When I said Friday that I’d be writing on the Tynesha Stewart story again, I didn’t expect it to be so soon. Last night, though, the sheriff’s office announced that there will not be a search for her remains after all (CNN):
HOUSTON, Texas (AP) — A 19-year-old Texas A&M University student was killed by her ex-boyfriend, who then dismembered and burned her body on a patio grill, authorities said Saturday.
Thomas said he knew, but could not disclose, that there were no body parts to find. He said investigators were unable to release that information to the public or to Stewart’s family because of the investigation. Stewart’s family has since been advised, and understands why there will be no search, Thomas said.
Even the most superficial contemplation of the details makes me ill.
No matter how understanding Tynesha Stewart’s family may be about the search now, there’ll be no peace for them. And that would have been true if a massive search had taken place with no results, too.

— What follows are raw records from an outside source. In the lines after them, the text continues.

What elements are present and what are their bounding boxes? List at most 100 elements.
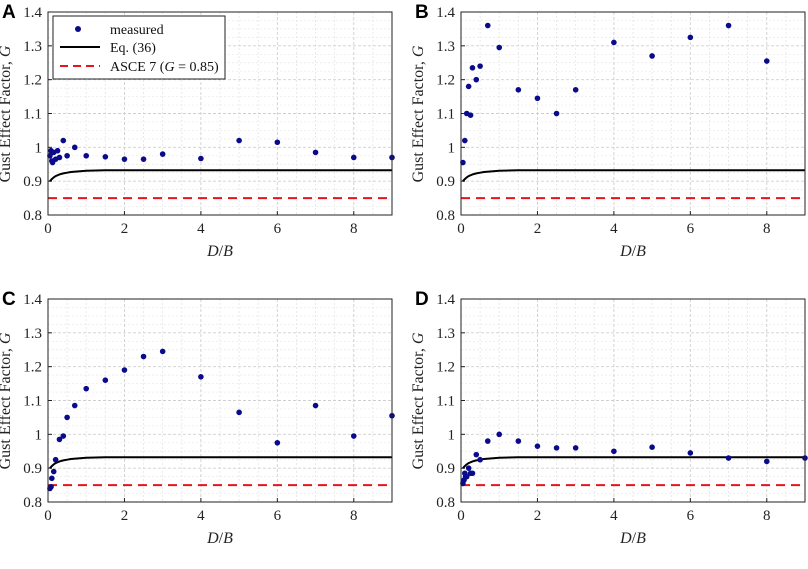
measured-point (121, 156, 128, 162)
x-label-b: B (636, 530, 646, 547)
measured-point (350, 433, 357, 439)
measured-point (462, 137, 468, 144)
y-tick-label: 1.4 (436, 5, 455, 21)
y-tick-label: 1.2 (436, 360, 455, 376)
y-tick-label: 0.9 (23, 461, 42, 477)
measured-point (484, 22, 491, 29)
legend-label-measured: measured (110, 23, 164, 38)
y-label-var: G (0, 332, 14, 344)
x-tick-label: 8 (350, 508, 358, 524)
x-tick-labels: 0 2 4 6 8 (44, 508, 357, 524)
measured-point (64, 414, 70, 421)
y-tick-label: 0.9 (436, 174, 455, 190)
x-tick-label: 8 (763, 508, 771, 524)
x-tick-labels: 0 2 4 6 8 (457, 221, 770, 237)
x-tick-label: 8 (350, 221, 358, 237)
y-tick-label: 1.3 (436, 326, 455, 342)
measured-point (56, 436, 63, 443)
measured-point (159, 348, 166, 355)
measured-point (140, 156, 147, 162)
axes-frame (460, 298, 806, 503)
y-axis-label: Gust Effect Factor, G (0, 45, 14, 182)
x-tick-label: 6 (274, 508, 282, 524)
y-label-var: G (0, 45, 14, 57)
y-tick-label: 1.4 (23, 5, 42, 21)
y-tick-label: 0.9 (23, 174, 42, 190)
measured-point (572, 445, 579, 451)
measured-point (71, 144, 78, 151)
measured-point (465, 83, 472, 90)
y-tick-labels: 0.8 0.9 1 1.1 1.2 1.3 1.4 (436, 5, 455, 224)
measured-point (159, 151, 166, 157)
legend-asce7-suffix: = 0.85) (175, 60, 219, 75)
y-tick-label: 1.4 (23, 292, 42, 308)
measured-point (274, 139, 281, 146)
y-tick-label: 1 (35, 140, 43, 156)
legend-label-asce7: ASCE 7 (G = 0.85) (110, 60, 219, 75)
measured-point (484, 438, 491, 444)
measured-point (477, 456, 483, 463)
x-tick-label: 4 (610, 221, 618, 237)
x-tick-label: 6 (687, 221, 695, 237)
x-tick-label: 0 (457, 508, 465, 524)
measured-point (350, 154, 357, 161)
measured-point (83, 385, 90, 392)
y-tick-label: 1.3 (436, 39, 455, 55)
measured-point (312, 149, 319, 156)
y-axis-label: Gust Effect Factor, G (410, 45, 427, 182)
x-label-d: D (619, 243, 632, 260)
eq36-curve (462, 456, 805, 469)
legend-label-eq36: Eq. (36) (110, 41, 156, 56)
axes-frame (47, 11, 393, 216)
y-tick-label: 1 (448, 140, 456, 156)
x-axis-label: D/B (619, 243, 646, 260)
measured-point (465, 465, 472, 471)
measured-points (47, 137, 395, 166)
axes-frame (47, 298, 393, 503)
y-tick-label: 1.3 (23, 39, 42, 55)
y-label-prefix: Gust Effect Factor, (0, 344, 14, 469)
y-label-var: G (410, 45, 427, 57)
y-label-prefix: Gust Effect Factor, (410, 57, 427, 182)
y-axis-label: Gust Effect Factor, G (0, 332, 14, 469)
y-axis-label: Gust Effect Factor, G (410, 332, 427, 469)
measured-point (71, 402, 78, 409)
panel-letter: D (415, 289, 429, 310)
measured-point (312, 402, 319, 409)
panel-letter: C (2, 289, 16, 310)
panel-c: C 0.8 0.9 1 1.1 1.2 1.3 1.4 0 2 4 6 8 D/B Gust Eff… (0, 289, 395, 547)
x-tick-label: 8 (763, 221, 771, 237)
eq36-curve (49, 169, 392, 182)
legend-marker-measured (75, 26, 81, 32)
measured-point (534, 443, 541, 449)
measured-point (473, 451, 480, 458)
measured-point (496, 44, 503, 51)
measured-point (49, 475, 55, 482)
x-label-d: D (206, 243, 219, 260)
measured-point (198, 374, 204, 380)
measured-point (50, 468, 57, 475)
series-lines (48, 456, 392, 487)
x-tick-label: 2 (534, 221, 542, 237)
measured-point (198, 155, 204, 162)
y-tick-label: 1.1 (436, 107, 455, 123)
eq36-curve (49, 456, 392, 469)
measured-point (236, 409, 242, 416)
measured-point (496, 431, 503, 438)
x-tick-label: 4 (610, 508, 618, 524)
y-tick-label: 0.8 (436, 208, 455, 224)
y-tick-label: 0.8 (436, 495, 455, 511)
y-tick-label: 1.1 (23, 394, 42, 410)
x-tick-label: 6 (274, 221, 282, 237)
measured-point (274, 439, 281, 446)
measured-point (725, 22, 732, 29)
grid (460, 11, 805, 216)
measured-point (611, 448, 617, 455)
y-tick-label: 1.1 (23, 107, 42, 123)
measured-point (52, 456, 59, 463)
x-tick-labels: 0 2 4 6 8 (457, 508, 770, 524)
measured-point (553, 110, 560, 117)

So why did her family have to go through all this? How did we end up with such a circus of misinformation, and positions advanced and retracted? I think it’s partly the result of how the confession was obtained, and who was involved.
Activist Quanell X has frequently drawn criticism for his confrontational manner and relentless self-promotion, usually in front of television cameras.
But detectives and volunteers helping in the search for a missing Texas A&M University student say he deserves much praise for drawing a confession on Wednesday from Timothy Wayne Shepherd, which led to murder charges in Tynesha Stewart’s disappearance.
Quanell X figures in many Houston-area stories when a member of the black community is the victim, but he’s an extremely controversial person in this area for his involvement with the accused, as well. He’s drawn fire from local bloggers many times, for both his association with the New Black Panther Party, and his symbiotic relationship with the local press.
It’s the second of these, I think, that blew this situation into a fiasco — because the point of contact this time (as it often is) was the press.
The role he’s filling, though — a go-between for law enforcement and accused criminals — speaks to the distrust between the legal establishment and the black community. In spite of his often divisive — even racist — rhetoric, he’s often trusted where the police are not.
And in this tragic tale, that underlying distrust and suspicion blew up in everyone’s faces.
I doubt that this is the end of the story. There may very well be more back and forth, accusations and retractions and disclosures and hostility — although I hope not. Tynesha Stewart’s family has suffered enough without the added emotional burdens of this historically-rooted apprehension.
There should be no need for a Quanell X, and the media shouldn’t have to be part of the law enforcement process. If there is a lesson to be learned here, it’s that this broken bridge needs fixing.